Toutefois, dans le contexte d’un univers mondialisé confronté à une multitude de défis interconnectés, il est essentiel de reconnaître les pressions significatives qui s’exercent actuellement sur le système international. Ces pressions se manifestent sous diverses formes, notamment l’intensification des guerres et des conflits, les activités terroristes, les politiques étrangères autoritaires et les actes d’agression, ainsi que la persistance des injustices. Il est donc de la plus haute importance que le Groupe des 20 identifie de nouvelles voies pour parvenir à une paix stable et durable dans toutes les zones de conflit, avec l’objectif de restaurer la dignité des personnes affectées.

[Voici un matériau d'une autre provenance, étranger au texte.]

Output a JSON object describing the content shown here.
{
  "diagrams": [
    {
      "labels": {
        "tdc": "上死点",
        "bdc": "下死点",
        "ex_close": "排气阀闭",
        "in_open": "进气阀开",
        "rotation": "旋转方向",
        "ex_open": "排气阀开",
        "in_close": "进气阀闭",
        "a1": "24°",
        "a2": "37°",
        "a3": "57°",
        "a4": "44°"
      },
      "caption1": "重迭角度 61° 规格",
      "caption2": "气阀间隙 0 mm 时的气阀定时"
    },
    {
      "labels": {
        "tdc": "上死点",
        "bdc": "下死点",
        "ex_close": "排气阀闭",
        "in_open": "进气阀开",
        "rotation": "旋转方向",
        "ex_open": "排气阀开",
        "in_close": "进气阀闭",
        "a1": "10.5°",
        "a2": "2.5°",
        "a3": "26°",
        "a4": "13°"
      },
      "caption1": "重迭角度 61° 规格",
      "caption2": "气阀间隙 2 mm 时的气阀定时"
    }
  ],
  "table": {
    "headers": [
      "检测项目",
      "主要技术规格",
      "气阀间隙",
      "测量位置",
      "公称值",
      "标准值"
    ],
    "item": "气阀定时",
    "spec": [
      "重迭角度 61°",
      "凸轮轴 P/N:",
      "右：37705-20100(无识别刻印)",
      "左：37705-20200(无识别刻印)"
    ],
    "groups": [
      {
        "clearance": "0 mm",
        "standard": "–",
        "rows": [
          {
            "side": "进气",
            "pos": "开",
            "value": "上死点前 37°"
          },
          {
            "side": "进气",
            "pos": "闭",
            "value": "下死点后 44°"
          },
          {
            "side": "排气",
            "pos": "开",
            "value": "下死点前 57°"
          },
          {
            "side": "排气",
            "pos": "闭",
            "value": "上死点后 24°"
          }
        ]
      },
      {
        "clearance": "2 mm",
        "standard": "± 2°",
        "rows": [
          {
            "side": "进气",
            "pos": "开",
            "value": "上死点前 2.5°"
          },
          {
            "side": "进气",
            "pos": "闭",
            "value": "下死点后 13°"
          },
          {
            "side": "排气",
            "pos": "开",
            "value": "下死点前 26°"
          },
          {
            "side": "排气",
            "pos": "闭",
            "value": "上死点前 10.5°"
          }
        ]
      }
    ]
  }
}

Les conflits armés dont nous sommes actuellement témoins ne sont pas seulement responsables d’un nombre important de morts, de déplacements massifs et de la dégradation de l’environnement; ils contribuent également à l’augmentation de la famine et de la pauvreté, à la fois directement dans les régions touchées et indirectement dans les pays situés à des centaines ou des milliers de kilomètres des zones de conflit, en particulier en raison de la perturbation des chaînes d’approvisionnement. Les guerres continuent d’exercer une pression considérable sur les économies nationales, en particulier en raison des sommes d’argent exorbitantes dépensées pour les armes et les armements.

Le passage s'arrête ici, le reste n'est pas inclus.